Quanto può incidere l’Europa sulle opportunità di lavoro in Italia? E noi siamo pronti eventualmente a coglierle?
Sicuramente potrà incidere, anche se siamo uno di quei Paesi che dà dieci e riceve sette. L’Ue comunque serve, e non poco. Dobbiamo lavorare per cercare di creare non solo un’Europa economica e della banche ma anche politica. Io credo che sia utile e lo sarà sempre di più nel futuro.
Lavoro e centri per l’impiego. Un sistema che può migliorare?

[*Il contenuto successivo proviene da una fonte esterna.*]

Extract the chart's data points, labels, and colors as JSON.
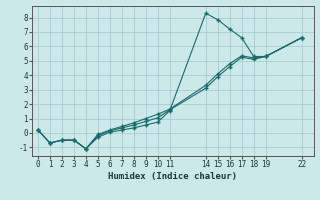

Intanto stiamo cercando di creare un’agenzia unica del lavoro. Anche attraverso questa riforma abbiamo cercato di semplificare procedure e strutture organizzate da moltissimi anni e non più al passo con i tempi; decine e decine di contratti che poi hanno prodotto solo disoccupazione. Stiamo snellendo le procedure, quelle di assunzione prima ancora che quelle di licenziamento. Operazioni che nonostante la crisi potranno dare buoni risultati.